Part a) I think I just use the formula for centripetal acceleration (i.e. $$a_c=\frac{v^2}{R}$$, where $$v$$ is the speed of the object around the circumference of a circle and $$R$$ is the radius of the circle)
Hence, I believe the values that I need to substitute into this formula are $$R=6370 km$$ (the radius of the Earth. However, what would $$v$$ be in this case? Is it the speed at which the Earth orbits around its axis? If so, how may I find this value, is it a constant that I can find in physics books?

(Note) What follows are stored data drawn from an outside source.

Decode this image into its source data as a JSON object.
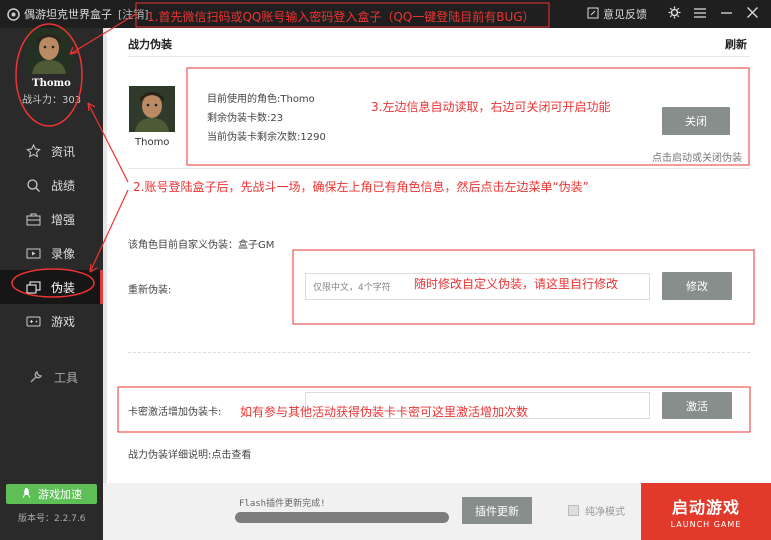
{
  "titlebar": {
    "title": "偶游坦克世界盒子",
    "logout": "[注销]",
    "feedback": "意见反馈"
  },
  "sidebar": {
    "user_name": "Thomo",
    "power": "战斗力：303",
    "items": [
      {
        "label": "资讯",
        "icon": "star-icon"
      },
      {
        "label": "战绩",
        "icon": "search-icon"
      },
      {
        "label": "增强",
        "icon": "toolbox-icon"
      },
      {
        "label": "录像",
        "icon": "video-icon"
      },
      {
        "label": "伪装",
        "icon": "layers-icon"
      },
      {
        "label": "游戏",
        "icon": "gamepad-icon"
      }
    ],
    "active": "伪装",
    "tools": "工具",
    "accel": "游戏加速",
    "version": "版本号：2.2.7.6"
  },
  "main": {
    "section_title": "战力伪装",
    "refresh": "刷新",
    "char_name": "Thomo",
    "current_role": "目前使用的角色:Thomo",
    "remaining_cards": "剩余伪装卡数:23",
    "remaining_times": "当前伪装卡剩余次数:1290",
    "close_btn": "关闭",
    "toggle_hint": "点击启动或关闭伪装",
    "custom_label": "该角色目前自家义伪装：盒子GM",
    "rename_label": "重新伪装:",
    "rename_placeholder": "仅限中文，4个字符",
    "modify_btn": "修改",
    "card_label": "卡密激活增加伪装卡:",
    "activate_btn": "激活",
    "detail_link": "战力伪装详细说明:点击查看"
  },
  "bottom": {
    "flash_status": "Flash插件更新完成!",
    "progress": 1.0,
    "plugin_btn": "插件更新",
    "pure_mode": "纯净模式",
    "launch_main": "启动游戏",
    "launch_sub": "LAUNCH GAME"
  },
  "annotations": {
    "a1": "1.首先微信扫码或QQ账号输入密码登入盒子（QQ一键登陆目前有BUG）",
    "a2": "2.账号登陆盒子后，先战斗一场，确保左上角已有角色信息，然后点击左边菜单“伪装”",
    "a3": "3.左边信息自动读取，右边可关闭可开启功能",
    "a4": "随时修改自定义伪装，请这里自行修改",
    "a5": "如有参与其他活动获得伪装卡卡密可这里激活增加次数"
  },
  "colors": {
    "accent_red": "#e23b3b",
    "launch_red": "#e13a2a",
    "accel_green": "#5fbf57",
    "button_gray": "#888e8b"
  }
}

Part b) Since, another way to express the centripetal acceleration is $$a_c=\frac{4\pi^2r}{T^2}$$ where r=radius and T=period, we can solve for T, $$T=\sqrt{\frac{4\pi^2 r}{a_c}}$$
We can substitute $$r=6370\times 1000 m$$ and $$a_c=9.8m/s^2$$
We get $$T=\sqrt{\frac{4\pi^2(6370000m)}{9.8m/s^2}}=5065.7s$$

 

[gunblaze]

I think I just use the formula for centripetal acceleration (i.e. $$a_c=\frac{v^2}{R}$$, where $$v$$ is the speed of the object around the circumference of a circle and $$R$$ is the radius of the circle)
Hence, I believe the values that I need to substitute into this formula are $$R=6370 km$$ (the radius of the Earth. However, what would $$v$$ be in this case? Is it the speed at which the Earth orbits around its axis? If so, how may I find this value, is it a constant that I can find in physics books?

Unless, well.., you are given the linear speed of the object on the surface of the earth, you can't use the formula above $$a_c=\frac{v^2}{R}$$. What you could do, is to use the other formula to calculate centripetal acceleration.< ie: a= W^2 X R> You will be able to find W since it is given by <2 pi/T> where T is the period of one revolution of the Earth which is the time in seconds of 1 day.

 

[ubiquinone]

Hi there gunblaze! Thanks a lot for your help in explaining part a) so it should resemble something like this:
$$a_c=\omega^2r$$, where $$\omega=\frac{2\pi}{T}$$
$$T= 1day\times\frac{24h}{day} \times \frac{60min}{h}\times\frac{60s}{min}=86400s$$
Therefore, $$\displaystyle a_c=\left(\frac{2\pi}{86400s}\right)^2(6370\times 1000m)\approx 0.034m/s^2$$

Is it right now? By the way is part b) correct as well? Thanks again for your time and patience.

 

[gunblaze]

yep. Its correct now for both parts.